The Satanic "Ouroborindra"
At the end, the group at St Anne's reflect for a time on the meaning of their quest. Dimble suggests that there is something peculiarly English about the way their land is poised between Logres and Britain. McPhee protests that this is just a complex way of saying there are good and bad people. Ransom says that it means more than this, and it is wrong to think the position especially English. Every country and culture has its own form of good and its own ideal — it is evil that is standardized and monotonous.
Whereas the N.I.C.E. represents death and nihilism, St Anne's represents life. Not only human beings, but animals and angels as well join in cosmic harmony at the end. Mark and Jane Studdock are about to be reunited, and the Oyarsa of Perelandra is about to take Ransom back to Venus. Under her influence all the animals are going out in pairs — Mr Bultitude, the bear, has found his Mrs Bultitude.
Satire on academic politics
Parts of That Hideous Strength are a homage to Lewis's close friend and colleague, J.R.R. Tolkien. A major theme of the novel is that as time goes on, the universe keeps coming to sharper and sharper points, and that while magical communion with nature may have been lawful in ancient times (in the time of Merlin and King Arthur), now such activities are unlawful and almost impossible. There are references to "Numinor" (an unintentional misspelling of Númenor, a word Lewis had heard while listening to Tolkien reading his stories aloud, but had never seen written down), which is the last land in Tolkien's mythology before the Undying Lands. Magic was apparently lawful and accessible in Númenor, to some extent, and there were non-human intelligences accessible to human beings. This sounds very much like the description of Tolkien's Middle-Earth, and twice in the chapter "They Have Pulled Down Deep Heavens on Their Heads" Lewis specifically references the Earth as "Middle-Earth": once in Dr.
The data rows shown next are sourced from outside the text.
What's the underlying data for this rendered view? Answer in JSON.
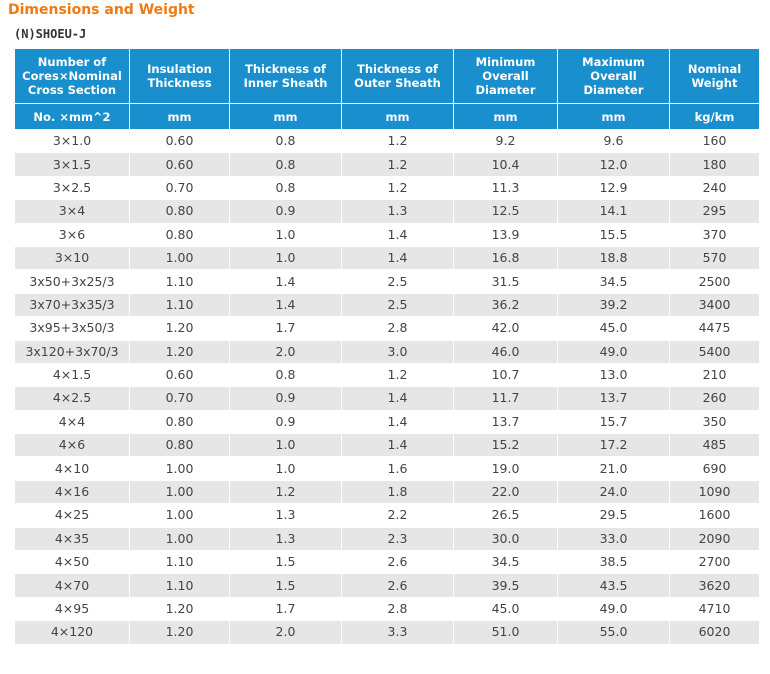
{
  "title": "Dimensions and Weight",
  "subtitle": "(N)SHOEU-J",
  "table": {
    "headers": [
      "Number of Cores×Nominal Cross Section",
      "Insulation Thickness",
      "Thickness of Inner Sheath",
      "Thickness of Outer Sheath",
      "Minimum Overall Diameter",
      "Maximum Overall Diameter",
      "Nominal Weight"
    ],
    "units": [
      "No. ×mm^2",
      "mm",
      "mm",
      "mm",
      "mm",
      "mm",
      "kg/km"
    ],
    "rows": [
      [
        "3×1.0",
        "0.60",
        "0.8",
        "1.2",
        "9.2",
        "9.6",
        "160"
      ],
      [
        "3×1.5",
        "0.60",
        "0.8",
        "1.2",
        "10.4",
        "12.0",
        "180"
      ],
      [
        "3×2.5",
        "0.70",
        "0.8",
        "1.2",
        "11.3",
        "12.9",
        "240"
      ],
      [
        "3×4",
        "0.80",
        "0.9",
        "1.3",
        "12.5",
        "14.1",
        "295"
      ],
      [
        "3×6",
        "0.80",
        "1.0",
        "1.4",
        "13.9",
        "15.5",
        "370"
      ],
      [
        "3×10",
        "1.00",
        "1.0",
        "1.4",
        "16.8",
        "18.8",
        "570"
      ],
      [
        "3x50+3x25/3",
        "1.10",
        "1.4",
        "2.5",
        "31.5",
        "34.5",
        "2500"
      ],
      [
        "3x70+3x35/3",
        "1.10",
        "1.4",
        "2.5",
        "36.2",
        "39.2",
        "3400"
      ],
      [
        "3x95+3x50/3",
        "1.20",
        "1.7",
        "2.8",
        "42.0",
        "45.0",
        "4475"
      ],
      [
        "3x120+3x70/3",
        "1.20",
        "2.0",
        "3.0",
        "46.0",
        "49.0",
        "5400"
      ],
      [
        "4×1.5",
        "0.60",
        "0.8",
        "1.2",
        "10.7",
        "13.0",
        "210"
      ],
      [
        "4×2.5",
        "0.70",
        "0.9",
        "1.4",
        "11.7",
        "13.7",
        "260"
      ],
      [
        "4×4",
        "0.80",
        "0.9",
        "1.4",
        "13.7",
        "15.7",
        "350"
      ],
      [
        "4×6",
        "0.80",
        "1.0",
        "1.4",
        "15.2",
        "17.2",
        "485"
      ],
      [
        "4×10",
        "1.00",
        "1.0",
        "1.6",
        "19.0",
        "21.0",
        "690"
      ],
      [
        "4×16",
        "1.00",
        "1.2",
        "1.8",
        "22.0",
        "24.0",
        "1090"
      ],
      [
        "4×25",
        "1.00",
        "1.3",
        "2.2",
        "26.5",
        "29.5",
        "1600"
      ],
      [
        "4×35",
        "1.00",
        "1.3",
        "2.3",
        "30.0",
        "33.0",
        "2090"
      ],
      [
        "4×50",
        "1.10",
        "1.5",
        "2.6",
        "34.5",
        "38.5",
        "2700"
      ],
      [
        "4×70",
        "1.10",
        "1.5",
        "2.6",
        "39.5",
        "43.5",
        "3620"
      ],
      [
        "4×95",
        "1.20",
        "1.7",
        "2.8",
        "45.0",
        "49.0",
        "4710"
      ],
      [
        "4×120",
        "1.20",
        "2.0",
        "3.3",
        "51.0",
        "55.0",
        "6020"
      ]
    ]
  },
  "colors": {
    "title": "#f07a12",
    "header_bg": "#1a8fcd",
    "header_text": "#ffffff",
    "row_alt_bg": "#e6e6e6"
  }
}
Dimble's discussion with his wife, and once when Merlin states that if the gods come down it will unmake all of Middle-Earth. However, here, the non-human intelligences are not elves or immortals such as Gandalf; they appear to be spirits.
This novel, unlike the previous two books, shows the influence of Charles Williams. Similarities to William's supernatural thrillers include the non-exotic setting, the gathering of an informal team of heroes rather than a single protagonist, the focus on a temporarily estranged married couple, and the use of Arthurian legend. Olaf Stapledon was an indirect influence. The description of the "Head" is similar to that of the Fourth Men in Last and First Men. In the book's preface, Lewis said of Stapledon: "…Mr Stapledon is so rich in invention that he can well afford to lend, and I admire his invention (though not his philosophy) so much that I should feel no shame to borrow".
The character of Jules is believed to be a caricature of H. G. Wells, whose ideas conflicted sharply with Lewis's. The popularity of Wells, whose views Lewis and his friends disagreed with, had been one of the negative influences inspiring the Space Trilogy, although it should be noted that in Out of the Silent Planet and elsewhere Lewis stated his debt to Wells in imaginative terms. (Lewis was throughout his life able to admire a very wide range of literature, even if he disagreed with it.) The historian A. J. P. Taylor, a fellow at the same Oxford college as Lewis, speculates in his memoirs about several other characters in the book being based on certain people at the University.